C'est elle, Joséphine

JOSÉPHINE STEPHENSON, COMMENT A COMMENCÉ pour vous la grande aventure de la musique ?
Assez classiquement. Mes parents et mes grands-parents étaient mélomanes, j’ai moi-même étudié le piano puis le violoncelle. Chez nous, le chant allait de soi, nous chantions des canons dans la forêt ou dans la voiture, je faisais partie d’une chorale locale, et j’ai intégré la Maîtrise de Radio France à quatorze ans tout en m’inscrivant en classe de violoncelle au Conservatoire de Boulogne.
Et c’est à la Maîtrise que vous avez fait vos premières armes en composition…

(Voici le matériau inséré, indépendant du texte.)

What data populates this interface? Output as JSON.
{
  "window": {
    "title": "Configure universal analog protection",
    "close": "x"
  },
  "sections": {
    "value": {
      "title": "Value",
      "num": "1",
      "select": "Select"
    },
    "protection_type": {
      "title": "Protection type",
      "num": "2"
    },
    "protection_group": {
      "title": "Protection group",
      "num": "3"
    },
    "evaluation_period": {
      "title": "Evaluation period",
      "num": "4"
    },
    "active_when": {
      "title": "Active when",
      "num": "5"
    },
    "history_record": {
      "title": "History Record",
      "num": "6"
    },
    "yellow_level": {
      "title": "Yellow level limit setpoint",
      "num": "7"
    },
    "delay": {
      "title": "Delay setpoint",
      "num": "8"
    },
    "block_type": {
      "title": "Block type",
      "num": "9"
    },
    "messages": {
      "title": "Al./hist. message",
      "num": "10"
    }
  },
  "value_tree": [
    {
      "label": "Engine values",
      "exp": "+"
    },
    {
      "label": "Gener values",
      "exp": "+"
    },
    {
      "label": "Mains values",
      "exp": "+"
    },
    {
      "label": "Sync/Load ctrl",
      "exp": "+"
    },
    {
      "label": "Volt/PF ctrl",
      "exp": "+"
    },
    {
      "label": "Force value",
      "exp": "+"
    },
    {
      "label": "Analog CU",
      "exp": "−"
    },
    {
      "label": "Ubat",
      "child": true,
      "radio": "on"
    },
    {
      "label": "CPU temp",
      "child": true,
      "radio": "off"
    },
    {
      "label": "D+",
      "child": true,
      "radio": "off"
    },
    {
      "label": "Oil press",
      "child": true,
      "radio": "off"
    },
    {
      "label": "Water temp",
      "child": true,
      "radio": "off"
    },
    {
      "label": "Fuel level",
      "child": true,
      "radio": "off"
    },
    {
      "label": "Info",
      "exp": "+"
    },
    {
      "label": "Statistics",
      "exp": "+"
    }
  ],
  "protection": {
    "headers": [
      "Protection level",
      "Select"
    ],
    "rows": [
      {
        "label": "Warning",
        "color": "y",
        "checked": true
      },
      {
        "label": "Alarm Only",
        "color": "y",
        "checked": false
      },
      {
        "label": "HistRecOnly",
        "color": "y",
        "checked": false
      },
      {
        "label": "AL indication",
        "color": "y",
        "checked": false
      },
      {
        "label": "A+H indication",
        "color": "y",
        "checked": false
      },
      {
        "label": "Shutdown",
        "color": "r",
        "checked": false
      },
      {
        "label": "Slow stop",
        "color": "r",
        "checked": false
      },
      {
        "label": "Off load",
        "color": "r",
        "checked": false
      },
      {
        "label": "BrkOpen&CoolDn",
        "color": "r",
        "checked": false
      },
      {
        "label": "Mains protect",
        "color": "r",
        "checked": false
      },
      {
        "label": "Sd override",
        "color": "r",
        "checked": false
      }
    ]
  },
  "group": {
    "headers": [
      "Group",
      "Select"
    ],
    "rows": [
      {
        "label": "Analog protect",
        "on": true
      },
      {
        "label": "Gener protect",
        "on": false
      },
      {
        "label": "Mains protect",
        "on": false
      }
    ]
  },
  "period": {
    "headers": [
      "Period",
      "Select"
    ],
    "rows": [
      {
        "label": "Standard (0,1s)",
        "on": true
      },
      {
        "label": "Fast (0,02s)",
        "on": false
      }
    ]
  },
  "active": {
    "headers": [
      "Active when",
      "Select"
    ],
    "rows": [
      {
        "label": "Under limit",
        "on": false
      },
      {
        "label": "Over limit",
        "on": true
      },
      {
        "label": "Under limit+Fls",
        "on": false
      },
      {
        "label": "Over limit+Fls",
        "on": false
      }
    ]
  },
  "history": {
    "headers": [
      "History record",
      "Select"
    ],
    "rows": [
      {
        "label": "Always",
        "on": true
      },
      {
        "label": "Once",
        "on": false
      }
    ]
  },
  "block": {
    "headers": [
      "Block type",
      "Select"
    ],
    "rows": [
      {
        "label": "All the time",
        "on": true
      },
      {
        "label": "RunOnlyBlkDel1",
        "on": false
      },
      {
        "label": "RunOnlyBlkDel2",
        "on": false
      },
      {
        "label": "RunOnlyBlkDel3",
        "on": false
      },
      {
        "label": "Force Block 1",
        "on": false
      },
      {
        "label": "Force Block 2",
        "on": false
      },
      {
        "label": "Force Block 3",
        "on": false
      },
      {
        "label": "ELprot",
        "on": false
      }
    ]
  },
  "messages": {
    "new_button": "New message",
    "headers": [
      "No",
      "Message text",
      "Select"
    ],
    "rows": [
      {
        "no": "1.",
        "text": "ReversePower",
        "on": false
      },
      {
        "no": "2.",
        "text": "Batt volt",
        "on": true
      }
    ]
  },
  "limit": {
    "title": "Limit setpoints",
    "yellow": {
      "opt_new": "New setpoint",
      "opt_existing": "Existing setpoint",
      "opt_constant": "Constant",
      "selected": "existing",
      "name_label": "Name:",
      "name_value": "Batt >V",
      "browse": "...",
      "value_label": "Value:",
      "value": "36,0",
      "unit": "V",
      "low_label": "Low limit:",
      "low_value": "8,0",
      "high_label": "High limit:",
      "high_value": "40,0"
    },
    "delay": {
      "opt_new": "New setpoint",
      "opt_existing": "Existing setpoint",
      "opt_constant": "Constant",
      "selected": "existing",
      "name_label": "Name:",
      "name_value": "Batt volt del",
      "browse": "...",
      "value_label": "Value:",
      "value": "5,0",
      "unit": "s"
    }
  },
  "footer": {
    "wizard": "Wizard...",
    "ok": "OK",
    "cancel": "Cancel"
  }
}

Oui, il existe un concours de composition ouvert aux maîtrisiens. Je l’ai tenté en 2006, au cours de ma première année, je l’ai gagné, et la pièce que j’ai écrite a été jouée en public, lors du concert de fin d’année, sous la direction de Toni Ramon. Il s’agissait d’une œuvre pour chœur a capella sur un poème en anglais, Go By Brooks de Leonard Cohen. Je n’avais pas vraiment bénéficié de cours de composition, même si à la Maîtrise nous faisions des harmonisations, de chorals de Bach par exemple. De même, il était impossible de s’inscrire en composition à Boulogne sans avoir auparavant obtenu une médaille d’écriture.
Et ensuite ?
Après mon bac, je suis partie étudier la musicologie à l’Université de Cambridge. J’ai aussi chanté dans le chœur de la chapelle affiliée au collège, et j’ai découvert cette tradition qui m’était inconnue. Là encore, j’ai participé au concours de composition et je l’ai gagné. Par la suite, j’ai pu me mettre sérieusement au travail avec Giles Swayne, un ancien élève de Messiaen qui a écrit beaucoup de musique chorale, et j’ai passé mon master de composition avec Kenneth Hesketh au Royal College of Music, où j’ai pu m’ouvrir à tous les courants de la musique contemporaine. Je peux dater de 2014 mes premières vraies partitions personnelles, qui sont aujourd’hui au nombre de quinze, environ, dans tous les domaines : musique de chambre, musique d’ensemble, musique d’orchestre. J’ai eu la chance en effet de suivre un atelier d’orchestre au Royal College avec Mark Anthony Turnage, ce qui m’a permis d’orchestrer une étude pour piano que j’avais composée. Plus tard, pendant l’été 2013, je suis allée plus loin en écrivant Abend, une partition symphonique plus ambitieuse, d’une dizaine de minutes, d’après un poème de Rilke. Il ne s’agissait pas de musique à programme, le poème m’ayant servi essentiellement à donner sa forme à la partition.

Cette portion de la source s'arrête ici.